Les actions civiles qui résultent de l'application du titre V de la presente loi ou de ses arrêtés d'exécution sont prescrites cinq ans après le fait qui a donné naissance à l'action sans que ce dernier délai puisse, en ce qui concerne les travailleurs, excéder un an après la fin de la relation de travail.

CHAPITRE VI. - Dispositions finales et modificatives. (Voir note sous titre V.)

Art. 147.<disposition modificative>

Art. 148.<disposition modificative>

Art. 149.<disposition modificative>

Art. 150.<disposition modificative>

Art. 151.<disposition modificative>

Art. 152.<disposition modificative>

CHAPITRE VII. - Dispositions transitoires. (Voir note sous titre V.)

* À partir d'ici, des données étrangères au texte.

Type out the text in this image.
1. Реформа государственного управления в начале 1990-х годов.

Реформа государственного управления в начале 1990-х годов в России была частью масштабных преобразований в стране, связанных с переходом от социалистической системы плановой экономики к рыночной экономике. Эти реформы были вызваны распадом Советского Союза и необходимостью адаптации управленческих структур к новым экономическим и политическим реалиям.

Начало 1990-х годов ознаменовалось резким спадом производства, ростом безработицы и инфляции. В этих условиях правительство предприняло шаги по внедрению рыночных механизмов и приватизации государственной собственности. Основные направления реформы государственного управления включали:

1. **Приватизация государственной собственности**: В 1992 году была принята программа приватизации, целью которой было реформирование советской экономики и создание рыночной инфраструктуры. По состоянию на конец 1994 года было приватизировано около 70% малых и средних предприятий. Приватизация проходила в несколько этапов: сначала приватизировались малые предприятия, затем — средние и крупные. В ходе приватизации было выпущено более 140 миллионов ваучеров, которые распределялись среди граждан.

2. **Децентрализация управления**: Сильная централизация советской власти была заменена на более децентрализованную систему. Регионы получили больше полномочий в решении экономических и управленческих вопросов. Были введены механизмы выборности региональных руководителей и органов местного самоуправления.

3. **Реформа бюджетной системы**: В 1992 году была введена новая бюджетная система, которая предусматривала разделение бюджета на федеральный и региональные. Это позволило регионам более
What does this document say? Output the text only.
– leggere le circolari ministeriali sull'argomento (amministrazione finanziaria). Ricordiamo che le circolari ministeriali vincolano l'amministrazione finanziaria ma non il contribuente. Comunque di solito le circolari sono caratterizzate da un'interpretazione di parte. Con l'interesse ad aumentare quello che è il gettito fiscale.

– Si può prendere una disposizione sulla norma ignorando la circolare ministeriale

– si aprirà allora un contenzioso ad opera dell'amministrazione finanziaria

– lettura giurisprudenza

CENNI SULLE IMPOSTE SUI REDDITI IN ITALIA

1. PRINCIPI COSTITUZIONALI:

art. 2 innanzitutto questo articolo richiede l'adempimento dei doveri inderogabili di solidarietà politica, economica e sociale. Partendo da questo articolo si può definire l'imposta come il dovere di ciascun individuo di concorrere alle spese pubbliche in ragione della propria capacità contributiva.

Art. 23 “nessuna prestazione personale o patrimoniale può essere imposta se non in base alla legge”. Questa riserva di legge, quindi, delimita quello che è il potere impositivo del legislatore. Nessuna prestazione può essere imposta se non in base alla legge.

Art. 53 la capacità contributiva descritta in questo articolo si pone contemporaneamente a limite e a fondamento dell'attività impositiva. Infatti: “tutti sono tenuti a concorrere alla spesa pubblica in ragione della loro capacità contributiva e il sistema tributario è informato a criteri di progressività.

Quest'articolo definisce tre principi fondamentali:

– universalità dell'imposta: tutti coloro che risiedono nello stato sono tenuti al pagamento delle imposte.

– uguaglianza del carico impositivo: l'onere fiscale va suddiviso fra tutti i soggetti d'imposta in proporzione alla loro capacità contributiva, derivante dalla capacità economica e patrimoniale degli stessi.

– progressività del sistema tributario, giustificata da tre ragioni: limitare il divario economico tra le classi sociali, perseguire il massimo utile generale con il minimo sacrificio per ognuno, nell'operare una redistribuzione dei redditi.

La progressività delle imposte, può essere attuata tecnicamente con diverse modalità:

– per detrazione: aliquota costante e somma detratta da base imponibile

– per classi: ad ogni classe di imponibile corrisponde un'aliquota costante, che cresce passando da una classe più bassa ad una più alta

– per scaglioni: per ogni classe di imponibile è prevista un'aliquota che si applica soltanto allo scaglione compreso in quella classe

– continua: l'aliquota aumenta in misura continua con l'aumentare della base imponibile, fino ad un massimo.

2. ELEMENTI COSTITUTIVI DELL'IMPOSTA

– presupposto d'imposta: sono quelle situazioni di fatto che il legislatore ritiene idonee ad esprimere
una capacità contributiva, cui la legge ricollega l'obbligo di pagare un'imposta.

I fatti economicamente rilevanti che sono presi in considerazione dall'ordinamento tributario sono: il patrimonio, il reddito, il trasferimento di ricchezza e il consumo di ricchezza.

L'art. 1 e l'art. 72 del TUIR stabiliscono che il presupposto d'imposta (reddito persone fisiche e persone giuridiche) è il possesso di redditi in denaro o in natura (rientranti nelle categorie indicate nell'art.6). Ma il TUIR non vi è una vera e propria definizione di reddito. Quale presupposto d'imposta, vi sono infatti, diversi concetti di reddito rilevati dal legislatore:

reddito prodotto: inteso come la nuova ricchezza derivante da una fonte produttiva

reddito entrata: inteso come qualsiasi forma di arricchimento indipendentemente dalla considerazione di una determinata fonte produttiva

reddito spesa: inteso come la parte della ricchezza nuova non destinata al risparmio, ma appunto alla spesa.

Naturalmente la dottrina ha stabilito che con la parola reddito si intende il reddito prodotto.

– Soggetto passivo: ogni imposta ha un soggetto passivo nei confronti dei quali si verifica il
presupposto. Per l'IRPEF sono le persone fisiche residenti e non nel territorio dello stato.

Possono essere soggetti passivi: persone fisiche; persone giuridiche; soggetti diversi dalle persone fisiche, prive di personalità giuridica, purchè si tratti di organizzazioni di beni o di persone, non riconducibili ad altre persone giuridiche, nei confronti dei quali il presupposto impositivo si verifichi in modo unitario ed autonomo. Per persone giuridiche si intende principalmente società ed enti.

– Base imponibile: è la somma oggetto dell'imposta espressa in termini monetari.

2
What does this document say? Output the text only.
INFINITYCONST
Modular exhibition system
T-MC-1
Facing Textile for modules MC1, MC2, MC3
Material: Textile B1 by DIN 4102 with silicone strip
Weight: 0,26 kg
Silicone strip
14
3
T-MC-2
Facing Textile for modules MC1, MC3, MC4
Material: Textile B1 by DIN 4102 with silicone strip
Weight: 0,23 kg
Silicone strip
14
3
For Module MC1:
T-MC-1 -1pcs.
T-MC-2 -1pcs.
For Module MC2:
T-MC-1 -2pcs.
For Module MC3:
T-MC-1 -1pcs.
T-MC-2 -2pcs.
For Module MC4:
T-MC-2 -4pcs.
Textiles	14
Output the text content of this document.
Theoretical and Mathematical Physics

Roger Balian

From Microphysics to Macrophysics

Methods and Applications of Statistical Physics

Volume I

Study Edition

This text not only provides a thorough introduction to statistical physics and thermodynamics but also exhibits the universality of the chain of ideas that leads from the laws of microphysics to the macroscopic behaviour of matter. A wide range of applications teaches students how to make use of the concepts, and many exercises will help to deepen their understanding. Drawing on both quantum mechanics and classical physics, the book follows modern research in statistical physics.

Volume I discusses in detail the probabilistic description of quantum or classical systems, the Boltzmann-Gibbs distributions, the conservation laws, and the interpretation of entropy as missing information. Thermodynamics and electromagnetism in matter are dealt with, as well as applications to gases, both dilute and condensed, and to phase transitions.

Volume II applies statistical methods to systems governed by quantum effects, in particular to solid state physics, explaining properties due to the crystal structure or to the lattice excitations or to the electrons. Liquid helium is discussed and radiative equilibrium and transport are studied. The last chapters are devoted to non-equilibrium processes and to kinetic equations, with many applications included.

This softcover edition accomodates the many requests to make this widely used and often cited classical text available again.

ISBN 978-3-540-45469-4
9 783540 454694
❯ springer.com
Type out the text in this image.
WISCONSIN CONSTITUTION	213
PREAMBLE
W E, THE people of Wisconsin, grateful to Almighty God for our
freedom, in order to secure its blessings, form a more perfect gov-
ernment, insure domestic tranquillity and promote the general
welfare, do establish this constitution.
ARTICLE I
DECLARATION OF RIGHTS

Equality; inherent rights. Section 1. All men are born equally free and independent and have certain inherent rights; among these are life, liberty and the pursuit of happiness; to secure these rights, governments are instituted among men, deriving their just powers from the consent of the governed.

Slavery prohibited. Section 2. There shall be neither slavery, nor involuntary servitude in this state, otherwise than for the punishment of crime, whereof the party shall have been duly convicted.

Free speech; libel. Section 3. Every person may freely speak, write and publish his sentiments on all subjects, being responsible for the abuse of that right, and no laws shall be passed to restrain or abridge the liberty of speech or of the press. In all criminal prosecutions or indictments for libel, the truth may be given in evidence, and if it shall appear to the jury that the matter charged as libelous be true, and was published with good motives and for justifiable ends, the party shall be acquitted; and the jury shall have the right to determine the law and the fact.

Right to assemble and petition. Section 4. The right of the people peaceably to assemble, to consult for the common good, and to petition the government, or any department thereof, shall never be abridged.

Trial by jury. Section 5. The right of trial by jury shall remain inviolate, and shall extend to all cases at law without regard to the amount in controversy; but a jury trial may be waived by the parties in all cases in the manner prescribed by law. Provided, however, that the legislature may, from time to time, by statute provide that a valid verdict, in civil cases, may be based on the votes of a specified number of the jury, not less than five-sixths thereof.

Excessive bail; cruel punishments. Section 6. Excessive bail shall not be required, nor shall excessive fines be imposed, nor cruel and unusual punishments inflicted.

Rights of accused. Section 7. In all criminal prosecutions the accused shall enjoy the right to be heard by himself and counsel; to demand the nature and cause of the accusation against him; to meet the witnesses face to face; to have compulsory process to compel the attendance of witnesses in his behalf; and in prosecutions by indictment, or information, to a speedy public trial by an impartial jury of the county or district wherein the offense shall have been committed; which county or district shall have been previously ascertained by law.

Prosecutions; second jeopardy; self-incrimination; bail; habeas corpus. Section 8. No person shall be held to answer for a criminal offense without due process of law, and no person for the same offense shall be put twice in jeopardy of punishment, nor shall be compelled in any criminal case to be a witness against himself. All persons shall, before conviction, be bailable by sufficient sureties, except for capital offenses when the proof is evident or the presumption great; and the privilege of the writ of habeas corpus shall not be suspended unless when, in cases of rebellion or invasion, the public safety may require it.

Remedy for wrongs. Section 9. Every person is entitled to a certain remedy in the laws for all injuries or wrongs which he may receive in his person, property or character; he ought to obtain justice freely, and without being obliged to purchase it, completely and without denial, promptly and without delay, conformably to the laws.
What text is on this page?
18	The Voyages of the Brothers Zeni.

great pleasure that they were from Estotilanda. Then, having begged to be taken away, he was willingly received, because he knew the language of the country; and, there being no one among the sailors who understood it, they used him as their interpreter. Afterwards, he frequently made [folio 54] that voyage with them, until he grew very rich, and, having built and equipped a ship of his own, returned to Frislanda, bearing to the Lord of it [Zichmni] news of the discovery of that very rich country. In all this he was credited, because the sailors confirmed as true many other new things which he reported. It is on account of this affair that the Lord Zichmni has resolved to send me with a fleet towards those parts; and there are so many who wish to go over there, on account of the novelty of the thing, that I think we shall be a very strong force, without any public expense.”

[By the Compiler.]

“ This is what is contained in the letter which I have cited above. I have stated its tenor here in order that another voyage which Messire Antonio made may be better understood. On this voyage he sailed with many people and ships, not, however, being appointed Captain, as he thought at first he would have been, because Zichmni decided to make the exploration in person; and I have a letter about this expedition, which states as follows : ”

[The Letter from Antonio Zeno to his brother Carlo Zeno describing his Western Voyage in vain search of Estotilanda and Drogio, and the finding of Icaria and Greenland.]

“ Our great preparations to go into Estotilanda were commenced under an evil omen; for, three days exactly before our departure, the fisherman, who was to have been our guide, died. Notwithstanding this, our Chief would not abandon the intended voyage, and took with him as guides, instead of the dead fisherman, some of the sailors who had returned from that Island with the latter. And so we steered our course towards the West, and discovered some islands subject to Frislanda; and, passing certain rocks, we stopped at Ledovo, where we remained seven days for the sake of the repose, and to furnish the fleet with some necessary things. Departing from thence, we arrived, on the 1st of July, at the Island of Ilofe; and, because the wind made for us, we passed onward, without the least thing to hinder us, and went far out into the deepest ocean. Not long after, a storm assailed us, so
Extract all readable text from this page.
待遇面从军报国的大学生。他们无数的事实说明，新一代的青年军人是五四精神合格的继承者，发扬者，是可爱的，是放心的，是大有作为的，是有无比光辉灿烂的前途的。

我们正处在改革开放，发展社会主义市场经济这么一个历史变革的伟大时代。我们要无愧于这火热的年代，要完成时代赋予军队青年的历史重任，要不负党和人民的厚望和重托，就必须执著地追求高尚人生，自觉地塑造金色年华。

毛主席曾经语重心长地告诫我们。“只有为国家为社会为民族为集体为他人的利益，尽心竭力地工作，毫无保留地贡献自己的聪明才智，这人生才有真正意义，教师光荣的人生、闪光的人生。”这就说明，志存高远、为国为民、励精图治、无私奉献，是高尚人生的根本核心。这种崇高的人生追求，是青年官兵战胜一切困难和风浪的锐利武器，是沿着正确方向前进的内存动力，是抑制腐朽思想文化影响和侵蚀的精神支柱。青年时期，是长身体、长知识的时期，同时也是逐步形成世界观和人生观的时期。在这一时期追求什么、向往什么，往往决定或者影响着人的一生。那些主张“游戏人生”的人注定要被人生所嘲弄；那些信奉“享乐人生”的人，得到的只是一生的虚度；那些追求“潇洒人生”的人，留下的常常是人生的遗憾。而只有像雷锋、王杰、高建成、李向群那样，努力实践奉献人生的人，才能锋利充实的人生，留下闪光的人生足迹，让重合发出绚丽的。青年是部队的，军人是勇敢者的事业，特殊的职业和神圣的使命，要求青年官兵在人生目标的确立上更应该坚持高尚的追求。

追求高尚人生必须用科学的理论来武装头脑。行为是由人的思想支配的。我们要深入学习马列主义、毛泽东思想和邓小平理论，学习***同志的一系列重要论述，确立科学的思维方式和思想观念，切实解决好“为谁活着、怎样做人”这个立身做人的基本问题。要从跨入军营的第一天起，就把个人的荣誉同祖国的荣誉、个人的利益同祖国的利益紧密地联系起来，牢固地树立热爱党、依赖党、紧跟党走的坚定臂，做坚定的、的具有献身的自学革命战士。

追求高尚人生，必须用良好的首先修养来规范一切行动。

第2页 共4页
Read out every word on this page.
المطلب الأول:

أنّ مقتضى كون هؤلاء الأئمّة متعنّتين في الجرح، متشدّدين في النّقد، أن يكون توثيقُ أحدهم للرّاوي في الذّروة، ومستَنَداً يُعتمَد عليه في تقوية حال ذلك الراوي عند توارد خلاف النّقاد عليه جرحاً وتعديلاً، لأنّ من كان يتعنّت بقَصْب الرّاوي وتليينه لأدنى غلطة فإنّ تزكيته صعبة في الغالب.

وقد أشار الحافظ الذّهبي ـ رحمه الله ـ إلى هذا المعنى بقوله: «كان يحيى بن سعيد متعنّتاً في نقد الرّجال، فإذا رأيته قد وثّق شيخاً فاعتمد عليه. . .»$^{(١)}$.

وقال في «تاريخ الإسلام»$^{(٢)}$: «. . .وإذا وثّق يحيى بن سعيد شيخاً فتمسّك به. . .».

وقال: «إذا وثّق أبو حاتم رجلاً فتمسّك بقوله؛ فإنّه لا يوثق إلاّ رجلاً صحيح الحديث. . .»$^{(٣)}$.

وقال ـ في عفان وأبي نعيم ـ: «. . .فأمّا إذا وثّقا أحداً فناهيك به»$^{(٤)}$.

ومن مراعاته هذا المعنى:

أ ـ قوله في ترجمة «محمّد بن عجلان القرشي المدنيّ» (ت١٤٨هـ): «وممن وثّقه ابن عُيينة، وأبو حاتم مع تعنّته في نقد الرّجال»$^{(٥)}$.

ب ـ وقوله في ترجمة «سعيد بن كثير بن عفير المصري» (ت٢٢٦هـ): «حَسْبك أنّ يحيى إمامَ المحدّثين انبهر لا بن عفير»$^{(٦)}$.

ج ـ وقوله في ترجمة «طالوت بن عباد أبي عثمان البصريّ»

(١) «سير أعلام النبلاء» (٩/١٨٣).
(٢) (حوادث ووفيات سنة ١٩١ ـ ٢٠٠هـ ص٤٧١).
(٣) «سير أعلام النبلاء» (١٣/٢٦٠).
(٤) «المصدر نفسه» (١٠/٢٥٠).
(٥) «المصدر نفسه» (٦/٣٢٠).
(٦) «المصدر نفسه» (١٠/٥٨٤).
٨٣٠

Art. 153.(Voir note sous titre V.) Les dispositions visées ci-après relatives aux conditions d'accès à certains emplois relevant du secteur public, cessent de produire leurs effets au plus tard un an après la date de publication de la présente loi:

1° arrêté royal du 21 septembre 1967 relatif à certains emplois du Ministère des Finances;

2° arrêté royal du 12 mars 1969 relatif à certains emplois des Services du Premier Ministre (Comité Supérieur de Contrôle);

3° arrêté royal du 20 août 1969 relatif à certains emplois du Ministère de la Justice;

4° arrêté royal du 20 août 1969 portant le statut des agents civils du Service de Sécurité militaire;

5° arrêté royal du 4 mai 1973 relatif à certains emplois du Ministère des Affaires économiques;

6° arrêté royal du 12 mai 1975 relatif à certains emplois du Ministère de l'Intérieur;

7° les règlements pris par les autorités visées aux articles 108, 108bis, 108ter de la Constitution, en vigueur à la date de la publication de la présente loi, pour autant qu'ils soient en contradiction avec les dispositions du titre V de la présente loi.

TITRE VI. - DISPOSITIONS FINALES.

Art. 154.§ 1. Les pouvoirs accordés au Roi par l'article 71 de la présente loi et par le § 4 du présent article expirent le 31 décembre 1978.

§ 2. Il sera fait rapport aux Chambres avant le 31 mars 1979 sur les mesures prises en application de l'article 71 de la présente loi et du § 4 du présent article.

§ 3. Les arrêtés pris en vertu des pouvoirs visés au § 1er peuvent abroger, compléter, modifier ou remplacer les dispositions légales en vigueur.

En cas d'urgence, ils peuvent être pris sans devoir solliciter les avis ou attendre les propositions prévues par la loi ou la réglementation.

Après l'expiration des pouvoirs attribués par la présente loi, ces arrêtés ne peuvent être abrogés, complétés, modifiés ou remplacés qu'en vertu d'une loi, le Roi conservant le droit d'abroger, de compléter, de modifier ou de remplacer les dispositions qui concernent les matières qui relèvent de sa compétence.

§ 4. Le Roi peut assurer, s'il y a lieu, l'application des dispositions prises en vertu du § 1er du présent article par des sanctions de nature administrative, civile et pénale, ces dernières ne pouvant excéder une peine d'emprisonnement de six mois et une amende de 100 000 francs.

Art. 155.§ 1er. Le Roi peut, en appliquant les articles 6 et 77 des lois coordonnées sur le Conseil d'Etat et la loi du 13 juin 1961 relative à la coordination et à la codification des lois, coordonner les textes légaux mentionnés dans la présente loi et ceux qu'il peut modifier en vertu de l'article 154 de la présente loi y compris les changements nécessaires dans la rédaction des textes, l'ordre des articles et divisions, et les références qu'ils contiennent.

§ 2. Le Roi fixe, par arrêté délibéré en Conseil des Ministres, la date d'entrée en vigueur des dispositions du titre I, chapitres I, II et IV, et du titre IV.